11. The method of operating an exoskeleton system of claim 10 , wherein generating the one or more reference targets for the one or more actuator units is further based at least in part on a user-selected maneuver style setting, ability setting, desired assistance setting, or skill setting, and
wherein generating the one or more reference targets for the one or more actuator units includes scaling a magnitude of the one or more reference targets for the one or more actuator units based on the user-selected maneuver style setting, ability setting, desired assistance setting, or skill setting.
12. The method of operating an exoskeleton system of claim 10 , wherein determining the maneuver state includes identifying a walking or running maneuver based at least in part on the set of sensor data, and
wherein, in response to identifying the walking or running maneuver, generating the one or more reference targets for the one or more actuator units including generating one or more reference targets that cause the one or more actuator units to work to maintain zero torque at the actuator as long as the walking or running maneuver is identified as being present.
13. The method of operating an exoskeleton system of claim 10 , wherein determining the maneuver state includes identifying a walking or running maneuver based at least in part on the set of sensor data; and
further comprising, in response to identifying the walking or running maneuver, identifying a plurality of phases of a walking gait of the user including a stance phase and a swing phase.
14. The method of operating an exoskeleton system of claim 10 , further comprising determining a slope value associated with terrain that the exoskeleton system is on, the determining based at least in part on the set of sensor data, and
wherein generating the one or more reference targets for the one or more actuator units is further based at least in part on the determined slope value.

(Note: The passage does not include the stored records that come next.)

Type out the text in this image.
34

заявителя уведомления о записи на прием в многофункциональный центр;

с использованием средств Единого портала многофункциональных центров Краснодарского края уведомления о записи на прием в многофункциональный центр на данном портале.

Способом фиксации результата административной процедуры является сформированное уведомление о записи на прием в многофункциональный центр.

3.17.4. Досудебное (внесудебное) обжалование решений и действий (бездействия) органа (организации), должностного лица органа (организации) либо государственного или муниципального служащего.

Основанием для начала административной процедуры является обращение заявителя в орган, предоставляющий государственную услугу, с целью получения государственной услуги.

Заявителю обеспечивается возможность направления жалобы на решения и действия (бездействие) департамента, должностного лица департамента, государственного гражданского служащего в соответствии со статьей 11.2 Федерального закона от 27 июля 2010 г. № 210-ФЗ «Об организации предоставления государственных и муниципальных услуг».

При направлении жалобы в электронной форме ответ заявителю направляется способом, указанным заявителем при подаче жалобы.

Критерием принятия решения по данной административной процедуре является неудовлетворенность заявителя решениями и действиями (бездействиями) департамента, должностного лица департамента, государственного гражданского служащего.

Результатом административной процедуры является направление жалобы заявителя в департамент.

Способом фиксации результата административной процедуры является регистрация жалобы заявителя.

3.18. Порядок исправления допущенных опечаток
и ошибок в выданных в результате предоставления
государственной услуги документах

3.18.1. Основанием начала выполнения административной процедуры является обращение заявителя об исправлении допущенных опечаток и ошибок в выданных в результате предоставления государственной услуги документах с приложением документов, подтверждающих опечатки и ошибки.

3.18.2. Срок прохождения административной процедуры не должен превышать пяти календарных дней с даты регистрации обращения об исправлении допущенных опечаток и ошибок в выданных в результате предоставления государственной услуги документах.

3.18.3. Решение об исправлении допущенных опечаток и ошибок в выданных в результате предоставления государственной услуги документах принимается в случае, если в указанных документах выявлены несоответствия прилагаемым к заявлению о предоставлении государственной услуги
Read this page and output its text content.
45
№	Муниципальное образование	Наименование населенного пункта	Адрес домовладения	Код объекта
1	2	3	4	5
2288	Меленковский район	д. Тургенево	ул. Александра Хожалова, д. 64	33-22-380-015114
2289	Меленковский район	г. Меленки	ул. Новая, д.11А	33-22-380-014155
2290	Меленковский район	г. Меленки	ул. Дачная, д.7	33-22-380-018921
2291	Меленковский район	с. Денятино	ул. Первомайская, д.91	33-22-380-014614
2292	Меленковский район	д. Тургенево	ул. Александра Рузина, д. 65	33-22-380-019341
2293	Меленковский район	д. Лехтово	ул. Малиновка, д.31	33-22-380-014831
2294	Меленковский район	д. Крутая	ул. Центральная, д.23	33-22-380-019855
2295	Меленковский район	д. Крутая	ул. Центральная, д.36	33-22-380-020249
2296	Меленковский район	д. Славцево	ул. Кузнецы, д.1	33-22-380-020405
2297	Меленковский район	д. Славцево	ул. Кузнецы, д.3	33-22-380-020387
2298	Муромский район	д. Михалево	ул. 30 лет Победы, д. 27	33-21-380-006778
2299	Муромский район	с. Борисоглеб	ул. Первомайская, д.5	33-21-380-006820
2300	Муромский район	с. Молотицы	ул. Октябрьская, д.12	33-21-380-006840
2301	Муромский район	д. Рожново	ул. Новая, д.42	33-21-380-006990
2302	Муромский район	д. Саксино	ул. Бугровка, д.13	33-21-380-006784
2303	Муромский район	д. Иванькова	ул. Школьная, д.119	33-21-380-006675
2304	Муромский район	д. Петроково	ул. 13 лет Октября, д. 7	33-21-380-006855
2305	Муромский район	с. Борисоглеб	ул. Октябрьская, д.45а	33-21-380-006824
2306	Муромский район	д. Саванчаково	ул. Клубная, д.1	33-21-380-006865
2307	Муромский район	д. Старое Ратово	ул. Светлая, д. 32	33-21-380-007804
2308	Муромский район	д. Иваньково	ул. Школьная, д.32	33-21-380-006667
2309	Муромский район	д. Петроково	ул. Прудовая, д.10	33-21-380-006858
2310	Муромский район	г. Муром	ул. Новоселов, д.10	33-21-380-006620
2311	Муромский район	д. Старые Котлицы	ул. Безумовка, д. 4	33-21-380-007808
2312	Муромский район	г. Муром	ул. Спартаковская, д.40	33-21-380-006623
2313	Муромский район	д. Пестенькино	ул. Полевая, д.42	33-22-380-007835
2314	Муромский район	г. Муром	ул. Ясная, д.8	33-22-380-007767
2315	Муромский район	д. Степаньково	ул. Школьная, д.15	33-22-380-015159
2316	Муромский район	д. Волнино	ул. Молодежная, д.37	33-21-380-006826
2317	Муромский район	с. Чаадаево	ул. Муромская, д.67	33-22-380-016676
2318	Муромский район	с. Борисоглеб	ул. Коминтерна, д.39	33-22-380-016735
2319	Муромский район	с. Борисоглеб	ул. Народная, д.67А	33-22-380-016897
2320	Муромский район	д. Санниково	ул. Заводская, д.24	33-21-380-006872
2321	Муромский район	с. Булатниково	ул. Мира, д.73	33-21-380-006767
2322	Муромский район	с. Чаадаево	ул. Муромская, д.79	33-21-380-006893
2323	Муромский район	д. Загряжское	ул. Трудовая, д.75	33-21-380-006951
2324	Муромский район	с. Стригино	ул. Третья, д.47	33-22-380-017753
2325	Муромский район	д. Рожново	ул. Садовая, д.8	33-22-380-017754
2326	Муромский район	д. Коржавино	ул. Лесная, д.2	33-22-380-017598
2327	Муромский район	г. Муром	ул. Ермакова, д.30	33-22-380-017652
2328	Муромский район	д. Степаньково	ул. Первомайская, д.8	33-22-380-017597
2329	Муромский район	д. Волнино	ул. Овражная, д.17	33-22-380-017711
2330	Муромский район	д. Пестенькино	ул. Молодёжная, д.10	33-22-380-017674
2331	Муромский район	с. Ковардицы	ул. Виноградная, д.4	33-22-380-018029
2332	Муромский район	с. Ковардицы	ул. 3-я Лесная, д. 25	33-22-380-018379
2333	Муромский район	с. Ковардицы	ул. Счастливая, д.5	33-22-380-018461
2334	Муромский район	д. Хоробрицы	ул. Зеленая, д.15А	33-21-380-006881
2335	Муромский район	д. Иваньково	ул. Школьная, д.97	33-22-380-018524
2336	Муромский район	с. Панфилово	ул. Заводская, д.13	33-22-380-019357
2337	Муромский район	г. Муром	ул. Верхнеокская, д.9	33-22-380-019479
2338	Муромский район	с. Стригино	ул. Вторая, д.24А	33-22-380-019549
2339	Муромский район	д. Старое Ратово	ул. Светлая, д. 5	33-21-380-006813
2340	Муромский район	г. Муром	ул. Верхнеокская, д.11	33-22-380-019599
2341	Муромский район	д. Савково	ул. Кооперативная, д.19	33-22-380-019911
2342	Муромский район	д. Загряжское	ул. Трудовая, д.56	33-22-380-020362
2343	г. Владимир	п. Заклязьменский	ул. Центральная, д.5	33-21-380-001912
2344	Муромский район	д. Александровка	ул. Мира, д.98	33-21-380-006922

15. The method of operating an exoskeleton system of claim 10 , wherein determining the maneuver state includes:
identifying a first maneuver based at least in part on the set of sensor data,
generating, in response to identifying the first maneuver, a first set of one or more reference targets for the one or more actuator units to provide a first level of maneuver support to the user;
determining that the first maneuver has lasted at least a threshold duration; and
generating, in response determining that the first maneuver has lasted at least the threshold duration, generating a second set of one or more reference targets for the one or more actuator units to provide a second level of maneuver support to the user, which is greater, or less than the first level of maneuver support.
16. The method of operating an exoskeleton system of claim 10 , wherein determining the maneuver state includes identifying a jump maneuver based at least in part on the set of sensor data, and
further including:
identifying a flight phase of the jump maneuver, and
identifying a landing phase of the jump maneuver.
17. The method of operating an exoskeleton system of claim 10 , wherein determining the maneuver state includes identifying a fall or stumble event based at least in part on the set of sensor data, and
wherein, in response to identifying the fall or stumble event, generating the one or more reference targets for the one or more actuator units includes generating one or more reference targets that configure the one or more actuator units to work to maintain zero torque on the one or more actuator units for a duration of the fall or stumble event.
18. The method of operating an exoskeleton system of claim 10 , further comprising receiving an indication of differential needs of the user at the locations of one or more actuator units being worn by the user, and
wherein generating the one or more reference targets for the one or more actuator units includes scaling reference targets for at least one of a first and second actuator unit based at least in part on the indicated differential needs at the locations of the first and second actuator units being worn by the user.